In the report, which is published every May and November, the bank says, “At this time, the key issue in the conduct of monetary policy in Canada is the extent of the current slowdown in the pace of economic activity stemming primarily from developments in the United States.”
The central bank concedes that the slowdown in the U.S. has been greater than anticipated, but it sticks to its call for a strengthening in the second half of 2001. “After slowing in the first half of 2001, economic growth in Canada is expected to pick up in the second half and rise somewhat further in 2002 to slightly above the economy’s growth potential. This view reflects several factors: a second-half pickup in U.S. growth, completion of the current inventory correction, continued investment in new technology by businesses, recent tax cuts, and the easing in domestic monetary conditions.”
The bank hints that further rate cuts may be in the cards. It notes that the cuts totalling 100 basis points already this year are consistent with the bank’s goal of keeping inflation close to the 2% midpoint of its 1% to 3% target range. Based on its prediction that slowing activity and a movement towards excess supply will result in core inflation below 2% over the remainder of 2001, it can be expected that the Bank is open to further cuts.
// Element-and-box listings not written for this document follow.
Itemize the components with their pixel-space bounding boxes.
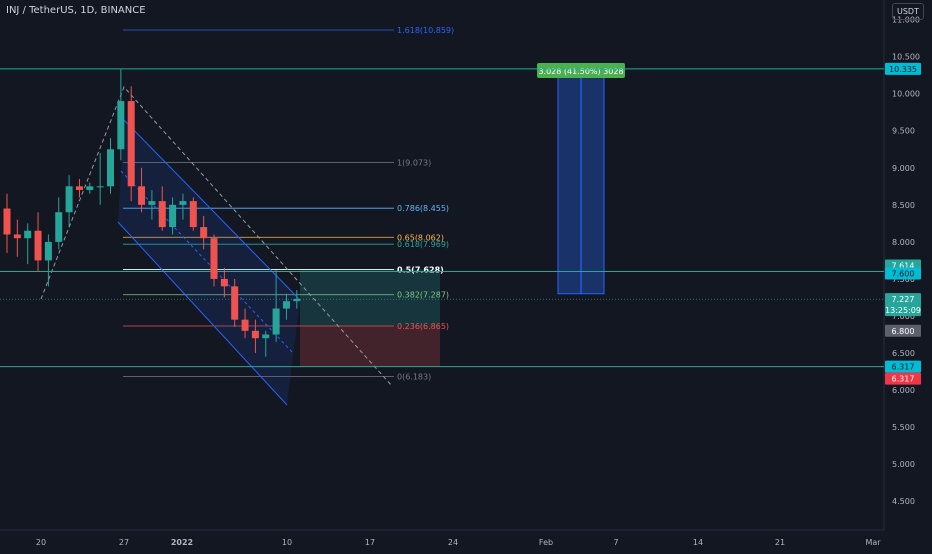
y-tick-label: 10.000 bbox=[892, 90, 920, 99]
candle-body bbox=[127, 101, 135, 187]
x-tick-label: 7 bbox=[613, 538, 618, 547]
y-tick-label: 9.500 bbox=[892, 127, 915, 136]
candle-body bbox=[251, 330, 259, 339]
y-tick-label: 11.000 bbox=[892, 16, 920, 25]
y-tick-label: 5.000 bbox=[892, 460, 915, 469]
price-tag-bg bbox=[885, 304, 921, 317]
price-tag-label: 6.317 bbox=[892, 363, 915, 372]
y-tick-label: 9.000 bbox=[892, 164, 915, 173]
x-tick-label: Mar bbox=[865, 538, 881, 547]
y-tick-label: 5.500 bbox=[892, 423, 915, 432]
y-tick-label: 4.500 bbox=[892, 497, 915, 506]
candle-body bbox=[241, 319, 249, 331]
candle-body bbox=[24, 230, 32, 239]
price-tag-label: 7.227 bbox=[892, 295, 915, 304]
candle-body bbox=[282, 301, 290, 309]
price-tag-label: 10.335 bbox=[889, 65, 917, 74]
currency-button[interactable]: USDT bbox=[892, 3, 924, 20]
candle-body bbox=[75, 186, 83, 191]
candle-body bbox=[107, 149, 114, 187]
price-tag-label: 7.614 bbox=[892, 261, 915, 270]
candle-body bbox=[169, 204, 177, 228]
price-tag-label: 6.800 bbox=[892, 327, 915, 336]
x-tick-label: 2022 bbox=[171, 538, 193, 547]
fib-label: 1(9.073) bbox=[397, 158, 431, 167]
chart-title: INJ / TetherUS, 1D, BINANCE bbox=[6, 5, 146, 16]
price-tag-bg bbox=[885, 360, 921, 373]
price-tag-label: 6.317 bbox=[892, 375, 915, 384]
measure-label-bg bbox=[537, 63, 625, 78]
price-tag-label: 7.600 bbox=[892, 270, 915, 279]
measure-label: 3.028 (41.50%) 3028 bbox=[538, 67, 623, 76]
fib-label: 0.618(7.969) bbox=[397, 240, 449, 249]
candle-body bbox=[148, 201, 156, 205]
fib-trend-line bbox=[40, 86, 393, 387]
candle-body bbox=[3, 208, 11, 235]
candle-body bbox=[34, 230, 42, 261]
x-tick-label: 21 bbox=[775, 538, 785, 547]
candle-body bbox=[272, 308, 280, 335]
candle-body bbox=[86, 186, 94, 191]
x-tick-label: 24 bbox=[448, 538, 458, 547]
y-tick-label: 10.500 bbox=[892, 53, 920, 62]
x-tick-label: 20 bbox=[36, 538, 46, 547]
candle-body bbox=[220, 278, 228, 287]
x-tick-label: 17 bbox=[365, 538, 375, 547]
fib-label: 0(6.183) bbox=[397, 373, 431, 382]
fib-label: 0.382(7.287) bbox=[397, 291, 449, 300]
candle-body bbox=[293, 298, 301, 302]
price-tag-bg bbox=[885, 293, 921, 306]
y-tick-label: 6.000 bbox=[892, 386, 915, 395]
channel-upper-line bbox=[123, 119, 301, 301]
candle-body bbox=[200, 227, 208, 239]
price-tag-bg bbox=[885, 267, 921, 280]
fib-label: 0.236(6.865) bbox=[397, 322, 449, 331]
x-tick-label: 14 bbox=[693, 538, 703, 547]
y-tick-label: 6.500 bbox=[892, 349, 915, 358]
candle-body bbox=[96, 186, 104, 188]
candle-body bbox=[189, 201, 197, 228]
fib-label: 0.65(8.062) bbox=[397, 233, 444, 242]
candle-body bbox=[138, 186, 146, 205]
x-tick-label: 27 bbox=[119, 538, 129, 547]
price-tag-bg bbox=[885, 324, 921, 337]
position-profit-zone bbox=[300, 269, 440, 326]
y-tick-label: 8.500 bbox=[892, 201, 915, 210]
candle-body bbox=[117, 101, 125, 150]
x-tick-label: Feb bbox=[539, 538, 553, 547]
candle-body bbox=[210, 238, 218, 279]
fib-label: 0.5(7.628) bbox=[397, 265, 444, 274]
candle-body bbox=[44, 241, 52, 261]
y-tick-label: 8.000 bbox=[892, 238, 915, 247]
price-tag-bg bbox=[885, 372, 921, 385]
fib-label: 0.786(8.455) bbox=[397, 204, 449, 213]
price-tag-label: 13:25:09 bbox=[885, 306, 921, 315]
candle-body bbox=[55, 212, 63, 242]
candle-body bbox=[65, 186, 73, 213]
candle-body bbox=[13, 234, 21, 239]
candle-body bbox=[231, 286, 239, 320]
x-tick-label: 10 bbox=[282, 538, 292, 547]
position-loss-zone bbox=[300, 325, 440, 367]
channel-lower-line bbox=[117, 221, 288, 406]
price-tag-bg bbox=[885, 62, 921, 75]
candle-body bbox=[158, 201, 166, 228]
fib-label: 1.618(10.859) bbox=[397, 26, 454, 35]
candle-body bbox=[262, 334, 270, 339]
candle-body bbox=[179, 201, 187, 205]
y-tick-label: 7.000 bbox=[892, 312, 915, 321]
In its report, the bank states that inflation is expected to move back to 2% by the end of 2002 as the economy grows above potential. The rate of increase in the total Consumer Price Index is expected to be volatile over the next few months, before moving down to 2% by the end of 2001 if world energy prices remain close to current levels.
“The main risk to this outlook for the Canadian economy is the timing and strength of the projected pickup in U.S. growth. The bank will continue to monitor developments in this area closely,” it notes. “Europe continues to exhibit positive momentum although at a slower pace. Emerging-market economies have been adversely affected by the U.S. slowdown. In Japan, the economy remains weak.”